A Receita Federal estima perda de 62 milhões de reais em 2020 com limite maior para compras nos free shops

FONTE: O SUL

A Receita Federal estimou perda de arrecadação de R$ 62,64 milhões em 2020 com o aumento do limite para compras em free shops para US$ 1.000 (R$ 4.100), que entrará em vigor a partir de 1º de janeiro.

O cálculo, divulgado nesta terça-feira pelo Ministério da Economia, projeta a perda em relação à regra vigente hoje, de um teto de US$ 500. Nas contas da Receita, essa perda chegará a R$ 72,10 milhões em 2021, R$ 83,03 milhões em 2022 e R$ 95,53 milhões em 2023.

Embora os valores não sejam vultosos, eles significam, na prática, que o governo abrirá mão de receitas num momento em que as contas públicas seguem desequilibradas, numa trajetória de sucessivos déficits primários desde 2014.

A elevação do limite valerá por passageiro que chega ao país do exterior.

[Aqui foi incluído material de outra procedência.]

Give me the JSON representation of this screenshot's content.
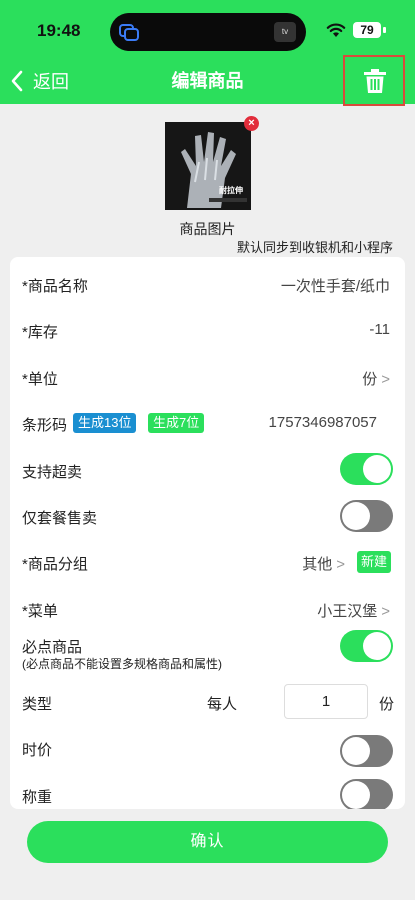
{
  "status_bar": {
    "time": "19:48",
    "battery": "79"
  },
  "nav": {
    "back_label": "返回",
    "title": "编辑商品"
  },
  "photo": {
    "label": "商品图片",
    "sync_note": "默认同步到收银机和小程序",
    "caption": "耐拉伸"
  },
  "form": {
    "name": {
      "label": "*商品名称",
      "value": "一次性手套/纸巾"
    },
    "stock": {
      "label": "*库存",
      "value": "-11"
    },
    "unit": {
      "label": "*单位",
      "value": "份"
    },
    "barcode": {
      "label": "条形码",
      "gen13": "生成13位",
      "gen7": "生成7位",
      "value": "1757346987057"
    },
    "oversell": {
      "label": "支持超卖",
      "on": true
    },
    "combo_only": {
      "label": "仅套餐售卖",
      "on": false
    },
    "group": {
      "label": "*商品分组",
      "value": "其他",
      "new_label": "新建"
    },
    "menu": {
      "label": "*菜单",
      "value": "小王汉堡"
    },
    "required": {
      "label": "必点商品",
      "note": "(必点商品不能设置多规格商品和属性)",
      "on": true
    },
    "type": {
      "label": "类型",
      "per": "每人",
      "qty": "1",
      "unit": "份"
    },
    "market_price": {
      "label": "时价",
      "on": false
    },
    "weighed": {
      "label": "称重",
      "on": false
    }
  },
  "confirm_label": "确认",
  "colors": {
    "accent": "#2bdf5c",
    "tag_blue": "#1a8fd1",
    "delete_highlight": "#d94a3c",
    "toggle_off": "#7a7a7a"
  }
}
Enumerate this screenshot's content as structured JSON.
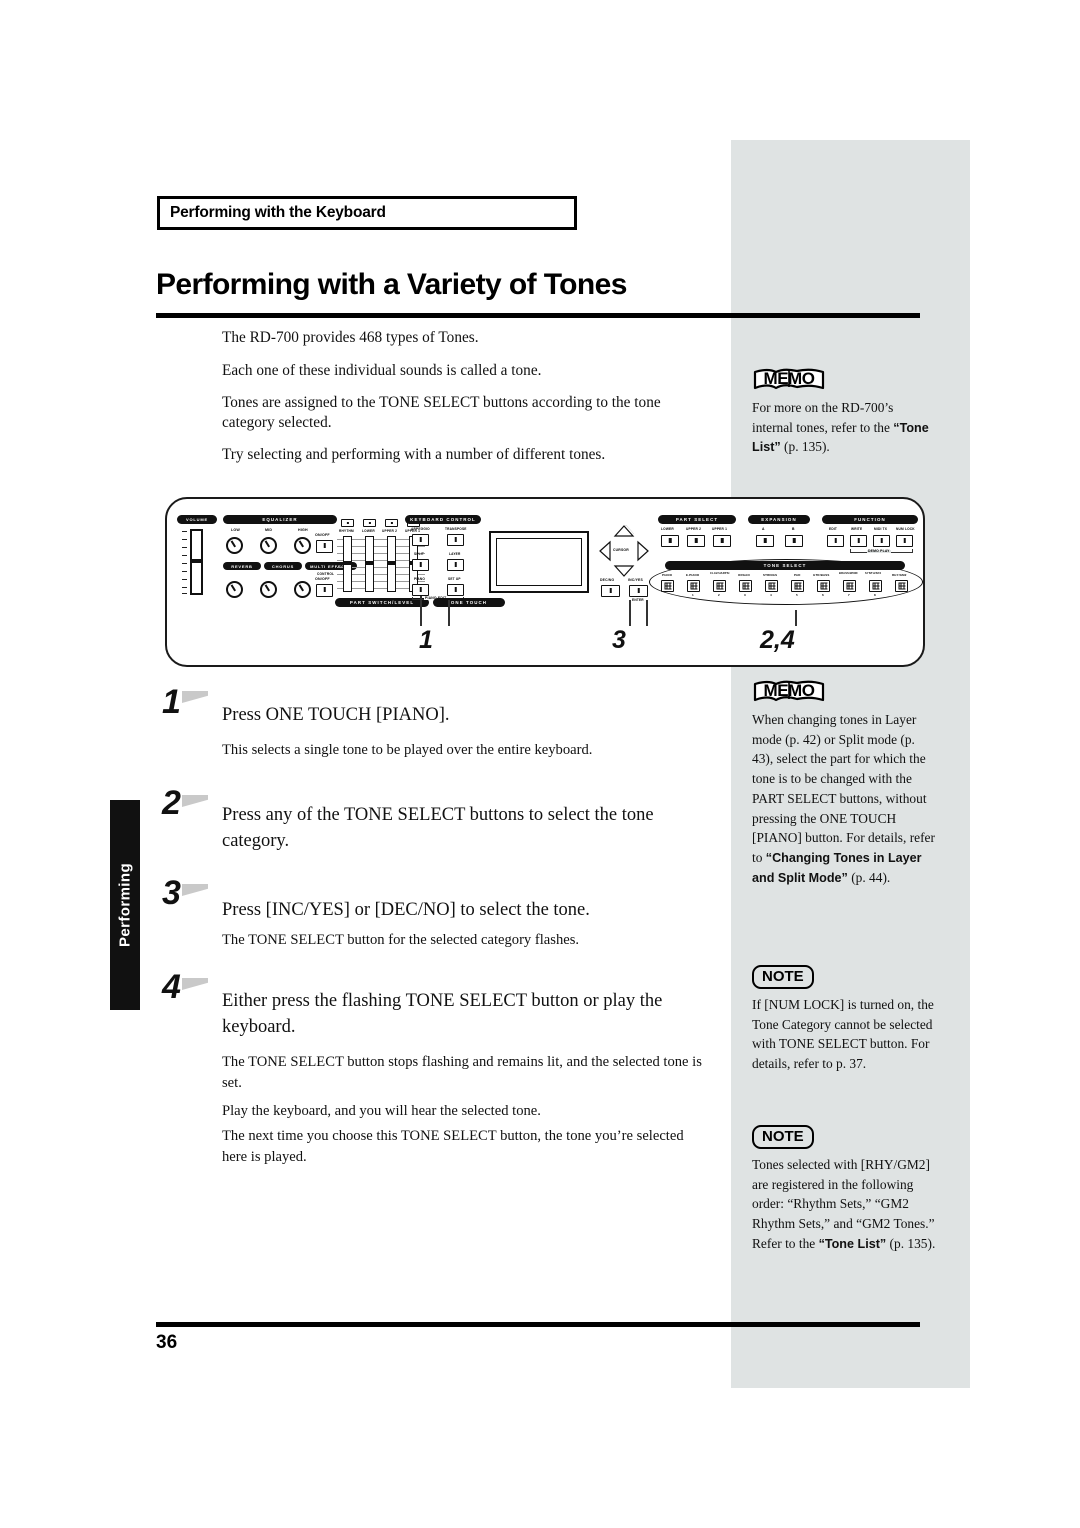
{
  "document": {
    "running_head": "Performing with the Keyboard",
    "title": "Performing with a Variety of Tones",
    "page_number": "36",
    "index_tab": "Performing"
  },
  "intro": {
    "p1": "The RD-700 provides 468 types of Tones.",
    "p2": "Each one of these individual sounds is called a tone.",
    "p3": "Tones are assigned to the TONE SELECT buttons according to the tone category selected.",
    "p4": "Try selecting and performing with a number of different tones."
  },
  "panel": {
    "callouts": [
      "1",
      "3",
      "2,4"
    ],
    "sections": {
      "volume": "VOLUME",
      "equalizer": "EQUALIZER",
      "reverb": "REVERB",
      "chorus": "CHORUS",
      "multi_effects": "MULTI EFFECTS",
      "part_switch_level": "PART SWITCH/LEVEL",
      "keyboard_control": "KEYBOARD CONTROL",
      "one_touch": "ONE TOUCH",
      "part_select": "PART SELECT",
      "expansion": "EXPANSION",
      "function": "FUNCTION",
      "tone_select": "TONE SELECT"
    },
    "eq_knobs": [
      "LOW",
      "MID",
      "HIGH"
    ],
    "onoff": "ON/OFF",
    "control": "CONTROL",
    "part_faders": [
      "RHYTHM",
      "LOWER",
      "UPPER 2",
      "UPPER 1"
    ],
    "keyboard_control_buttons": [
      "ARPEGGIO",
      "TRANSPOSE",
      "SPLIT",
      "LAYER",
      "PIANO",
      "SET UP"
    ],
    "piano_edit": "PIANO EDIT",
    "cursor": "CURSOR",
    "dec_no": "DEC/NO",
    "inc_yes": "INC/YES",
    "enter": "ENTER",
    "part_select_buttons": [
      "LOWER",
      "UPPER 2",
      "UPPER 1"
    ],
    "expansion_buttons": [
      "A",
      "B"
    ],
    "function_buttons": [
      "EDIT",
      "WRITE",
      "MIDI TX",
      "NUM LOCK"
    ],
    "demo_play": "DEMO PLAY",
    "tone_select_labels": [
      "PIANO",
      "E.PIANO",
      "CLAV/HARPSI",
      "ORGAN",
      "STRINGS",
      "PAD",
      "GTR/BASS",
      "BRASS/WIND",
      "SYNTH/SFX",
      "RHY/GM2"
    ],
    "tone_select_numbers": [
      "",
      "1",
      "2",
      "3",
      "4",
      "5",
      "6",
      "7",
      "8",
      ""
    ]
  },
  "steps": [
    {
      "number": "1",
      "title": "Press ONE TOUCH [PIANO].",
      "body": [
        "This selects a single tone to be played over the entire keyboard."
      ]
    },
    {
      "number": "2",
      "title": "Press any of the TONE SELECT buttons to select the tone category.",
      "body": []
    },
    {
      "number": "3",
      "title": "Press [INC/YES] or [DEC/NO] to select the tone.",
      "body": [
        "The TONE SELECT button for the selected category flashes."
      ]
    },
    {
      "number": "4",
      "title": "Either press the flashing TONE SELECT button or play the keyboard.",
      "body": [
        "The TONE SELECT button stops flashing and remains lit, and the selected tone is set.",
        "Play the keyboard, and you will hear the selected tone.",
        "The next time you choose this TONE SELECT button, the tone you’re selected here is played."
      ]
    }
  ],
  "sidebar": {
    "memo_label": "MEMO",
    "note_label": "NOTE",
    "blocks": [
      {
        "kind": "memo",
        "text_1": "For more on the RD-700’s internal tones, refer to the ",
        "bold_1": "“Tone List”",
        "text_2": " (p. 135)."
      },
      {
        "kind": "memo",
        "text_1": "When changing tones in Layer mode (p. 42) or Split mode (p. 43), select the part for which the tone is to be changed with the PART SELECT buttons, without pressing the ONE TOUCH [PIANO] button. For details, refer to ",
        "bold_1": "“Changing Tones in Layer and Split Mode”",
        "text_2": " (p. 44)."
      },
      {
        "kind": "note",
        "text_1": "If [NUM LOCK] is turned on, the Tone Category cannot be selected with TONE SELECT button. For details, refer to p. 37.",
        "bold_1": "",
        "text_2": ""
      },
      {
        "kind": "note",
        "text_1": "Tones selected with [RHY/GM2] are registered in the following order: “Rhythm Sets,” “GM2 Rhythm Sets,” and “GM2 Tones.” Refer to the ",
        "bold_1": "“Tone List”",
        "text_2": " (p. 135)."
      }
    ]
  },
  "colors": {
    "sidebar_bg": "#dfe3e3",
    "ink": "#111111",
    "tab_bg": "#111111",
    "flag_gray": "#c9c9c9"
  }
}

A medida, que abarca as lojas francas em portos e aeroportos, havia sido anunciada pelo presidente Jair Bolsonaro em sua conta no Twitter na última semana e foi oficializada nesta terça-feira em portaria publicada no Diário Oficial da União.

Como mostrou a Reuters, a área técnica do Ministério da Economia havia se posicionado contra a iniciativa, argumentando que o limite de US$ 500 em vigor atualmente já é um dos mais elevados do mundo. Na Argentina, Chile, Paraguai e México, o teto é de US$ 300.

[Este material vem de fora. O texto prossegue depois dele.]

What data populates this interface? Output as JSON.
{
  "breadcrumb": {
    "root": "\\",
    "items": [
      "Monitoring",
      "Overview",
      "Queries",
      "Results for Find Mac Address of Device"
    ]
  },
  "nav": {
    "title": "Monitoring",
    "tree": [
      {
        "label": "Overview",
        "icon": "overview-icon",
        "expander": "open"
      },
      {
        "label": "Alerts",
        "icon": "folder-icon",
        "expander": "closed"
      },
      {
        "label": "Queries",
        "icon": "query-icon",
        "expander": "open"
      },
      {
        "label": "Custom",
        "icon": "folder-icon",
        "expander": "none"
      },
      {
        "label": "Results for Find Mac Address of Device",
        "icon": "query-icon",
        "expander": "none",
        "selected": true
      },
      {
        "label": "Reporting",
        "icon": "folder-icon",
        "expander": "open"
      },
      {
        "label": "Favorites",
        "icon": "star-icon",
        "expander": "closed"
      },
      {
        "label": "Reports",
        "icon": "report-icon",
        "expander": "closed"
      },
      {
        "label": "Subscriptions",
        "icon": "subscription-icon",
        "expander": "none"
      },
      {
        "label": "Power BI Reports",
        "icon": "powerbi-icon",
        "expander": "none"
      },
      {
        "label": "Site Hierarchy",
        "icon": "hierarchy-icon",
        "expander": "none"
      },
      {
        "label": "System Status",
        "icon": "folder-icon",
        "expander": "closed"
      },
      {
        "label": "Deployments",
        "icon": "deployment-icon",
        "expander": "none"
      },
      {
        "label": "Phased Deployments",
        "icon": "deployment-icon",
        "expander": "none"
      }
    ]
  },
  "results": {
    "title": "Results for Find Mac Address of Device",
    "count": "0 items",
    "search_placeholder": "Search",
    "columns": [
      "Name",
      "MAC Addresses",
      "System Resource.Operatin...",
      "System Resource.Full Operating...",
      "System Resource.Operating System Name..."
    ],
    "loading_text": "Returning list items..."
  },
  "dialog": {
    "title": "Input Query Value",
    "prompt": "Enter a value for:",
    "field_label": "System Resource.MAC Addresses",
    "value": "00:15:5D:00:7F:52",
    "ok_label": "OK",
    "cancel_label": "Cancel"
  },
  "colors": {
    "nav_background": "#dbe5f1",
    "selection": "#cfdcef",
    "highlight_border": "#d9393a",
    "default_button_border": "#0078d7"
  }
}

Itens importados vendidos em free shops são isentos do Imposto de Importação, do IPI (Imposto sobre Produtos Industrializados) e do recolhimento de PIS/Pasep-Importação e Cofins-Importação.

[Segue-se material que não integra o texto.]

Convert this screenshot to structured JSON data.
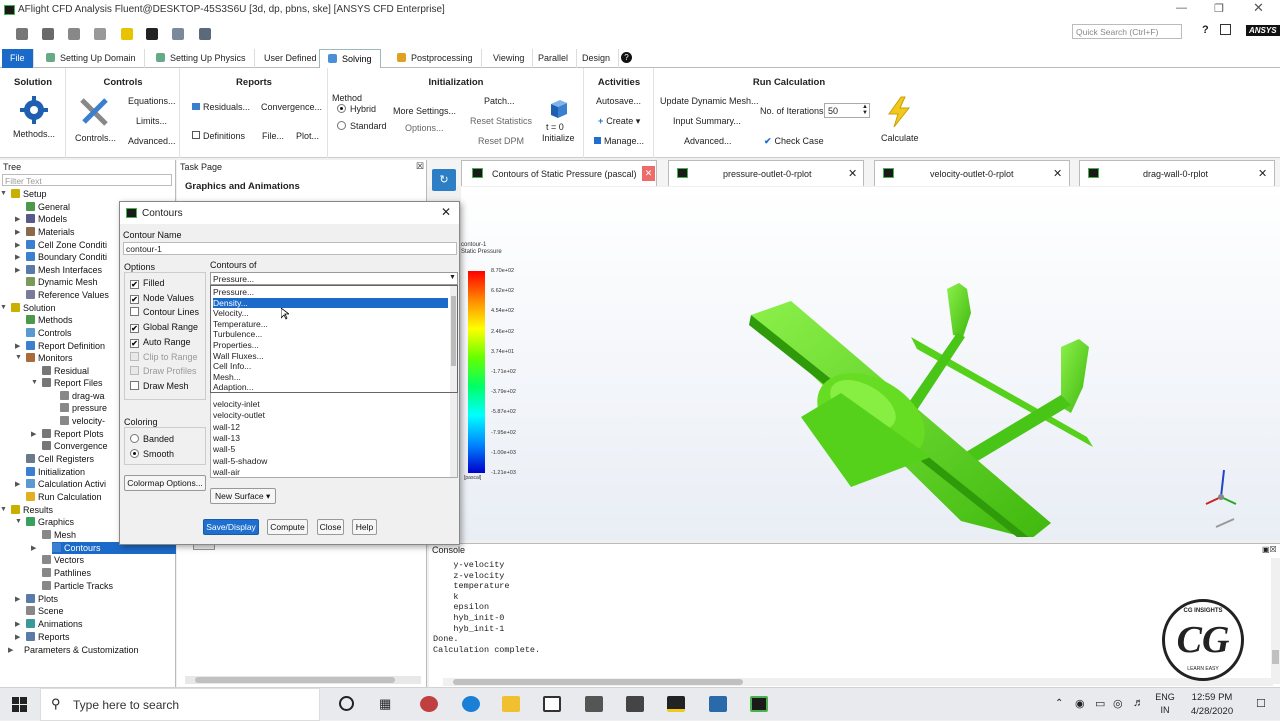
{
  "window": {
    "title": "AFlight CFD Analysis Fluent@DESKTOP-45S3S6U  [3d, dp, pbns, ske] [ANSYS CFD Enterprise]"
  },
  "quick_search": {
    "placeholder": "Quick Search (Ctrl+F)"
  },
  "brand": "ANSYS",
  "ribbon_tabs": [
    {
      "label": "File"
    },
    {
      "label": "Setting Up Domain"
    },
    {
      "label": "Setting Up Physics"
    },
    {
      "label": "User Defined"
    },
    {
      "label": "Solving"
    },
    {
      "label": "Postprocessing"
    },
    {
      "label": "Viewing"
    },
    {
      "label": "Parallel"
    },
    {
      "label": "Design"
    }
  ],
  "ribbon": {
    "solution": {
      "title": "Solution",
      "methods": "Methods..."
    },
    "controls": {
      "title": "Controls",
      "controls": "Controls...",
      "equations": "Equations...",
      "limits": "Limits...",
      "advanced": "Advanced..."
    },
    "reports": {
      "title": "Reports",
      "residuals": "Residuals...",
      "convergence": "Convergence...",
      "definitions": "Definitions",
      "file": "File...",
      "plot": "Plot..."
    },
    "initialization": {
      "title": "Initialization",
      "method_label": "Method",
      "hybrid": "Hybrid",
      "standard": "Standard",
      "more_settings": "More Settings...",
      "options": "Options...",
      "patch": "Patch...",
      "reset_statistics": "Reset Statistics",
      "reset_dpm": "Reset DPM",
      "t0": "t = 0",
      "initialize": "Initialize"
    },
    "activities": {
      "title": "Activities",
      "autosave": "Autosave...",
      "create": "Create",
      "manage": "Manage..."
    },
    "run_calculation": {
      "title": "Run Calculation",
      "update_dynamic_mesh": "Update Dynamic Mesh...",
      "input_summary": "Input Summary...",
      "advanced": "Advanced...",
      "iterations_label": "No. of Iterations",
      "iterations_value": "50",
      "check_case": "Check Case",
      "calculate": "Calculate"
    }
  },
  "tree": {
    "header": "Tree",
    "filter_placeholder": "Filter Text",
    "items": [
      {
        "label": "Setup"
      },
      {
        "label": "General"
      },
      {
        "label": "Models"
      },
      {
        "label": "Materials"
      },
      {
        "label": "Cell Zone Conditi"
      },
      {
        "label": "Boundary Conditi"
      },
      {
        "label": "Mesh Interfaces"
      },
      {
        "label": "Dynamic Mesh"
      },
      {
        "label": "Reference Values"
      },
      {
        "label": "Solution"
      },
      {
        "label": "Methods"
      },
      {
        "label": "Controls"
      },
      {
        "label": "Report Definition"
      },
      {
        "label": "Monitors"
      },
      {
        "label": "Residual"
      },
      {
        "label": "Report Files"
      },
      {
        "label": "drag-wa"
      },
      {
        "label": "pressure"
      },
      {
        "label": "velocity-"
      },
      {
        "label": "Report Plots"
      },
      {
        "label": "Convergence"
      },
      {
        "label": "Cell Registers"
      },
      {
        "label": "Initialization"
      },
      {
        "label": "Calculation Activi"
      },
      {
        "label": "Run Calculation"
      },
      {
        "label": "Results"
      },
      {
        "label": "Graphics"
      },
      {
        "label": "Mesh"
      },
      {
        "label": "Contours"
      },
      {
        "label": "Vectors"
      },
      {
        "label": "Pathlines"
      },
      {
        "label": "Particle Tracks"
      },
      {
        "label": "Plots"
      },
      {
        "label": "Scene"
      },
      {
        "label": "Animations"
      },
      {
        "label": "Reports"
      },
      {
        "label": "Parameters & Customization"
      }
    ]
  },
  "task_page": {
    "header": "Task Page",
    "section": "Graphics and Animations"
  },
  "graphics_tabs": [
    {
      "label": "Contours of Static Pressure (pascal)"
    },
    {
      "label": "pressure-outlet-0-rplot"
    },
    {
      "label": "velocity-outlet-0-rplot"
    },
    {
      "label": "drag-wall-0-rplot"
    }
  ],
  "colorbar": {
    "title_line1": "contour-1",
    "title_line2": "Static Pressure",
    "unit": "[pascal]",
    "labels": [
      "8.70e+02",
      "6.62e+02",
      "4.54e+02",
      "2.46e+02",
      "3.74e+01",
      "-1.71e+02",
      "-3.79e+02",
      "-5.87e+02",
      "-7.95e+02",
      "-1.00e+03",
      "-1.21e+03"
    ]
  },
  "console": {
    "header": "Console",
    "lines": [
      "    y-velocity",
      "    z-velocity",
      "    temperature",
      "    k",
      "    epsilon",
      "    hyb_init-0",
      "    hyb_init-1",
      "Done.",
      "",
      "Calculation complete."
    ]
  },
  "dialog": {
    "title": "Contours",
    "contour_name_label": "Contour Name",
    "contour_name_value": "contour-1",
    "options_label": "Options",
    "options": [
      {
        "label": "Filled",
        "checked": true,
        "enabled": true
      },
      {
        "label": "Node Values",
        "checked": true,
        "enabled": true
      },
      {
        "label": "Contour Lines",
        "checked": false,
        "enabled": true
      },
      {
        "label": "Global Range",
        "checked": true,
        "enabled": true
      },
      {
        "label": "Auto Range",
        "checked": true,
        "enabled": true
      },
      {
        "label": "Clip to Range",
        "checked": false,
        "enabled": false
      },
      {
        "label": "Draw Profiles",
        "checked": false,
        "enabled": false
      },
      {
        "label": "Draw Mesh",
        "checked": false,
        "enabled": true
      }
    ],
    "coloring_label": "Coloring",
    "coloring": [
      {
        "label": "Banded",
        "selected": false
      },
      {
        "label": "Smooth",
        "selected": true
      }
    ],
    "colormap_button": "Colormap Options...",
    "contours_of_label": "Contours of",
    "contours_of_value": "Pressure...",
    "dropdown_items": [
      "Pressure...",
      "Density...",
      "Velocity...",
      "Temperature...",
      "Turbulence...",
      "Properties...",
      "Wall Fluxes...",
      "Cell Info...",
      "Mesh...",
      "Adaption..."
    ],
    "dropdown_selected": "Density...",
    "surfaces": [
      "velocity-inlet",
      "velocity-outlet",
      "wall-12",
      "wall-13",
      "wall-5",
      "wall-5-shadow",
      "wall-air"
    ],
    "new_surface": "New Surface",
    "buttons": {
      "save_display": "Save/Display",
      "compute": "Compute",
      "close": "Close",
      "help": "Help"
    }
  },
  "watermark": {
    "text": "CG",
    "top": "CG INSIGHTS",
    "bottom": "LEARN EASY"
  },
  "taskbar": {
    "search_placeholder": "Type here to search",
    "lang": "ENG",
    "region": "IN",
    "time": "12:59 PM",
    "date": "4/28/2020"
  },
  "colors": {
    "accent": "#1b6ac9",
    "model": "#66dd22"
  }
}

Em manifestação interna feita antes do anúncio de Bolsonaro, a subsecretaria de Desenvolvimento de Comércio e Serviços do Ministério da Economia avaliou que essa isenção, já elevada na comparação mundial, configura uma vantagem competitiva que as lojas varejistas que vendem importados no Brasil não usufruem.

Bolsonaro também havia anunciado na semana passada que a cota permitida para compras no Paraguai também iria mudar, passando de US$ 300 para US$ 500 para os que cruzam a fronteira. Essa alteração, contudo, não foi formalizada até o momento. As informações são do jornal Folha de S. Paulo.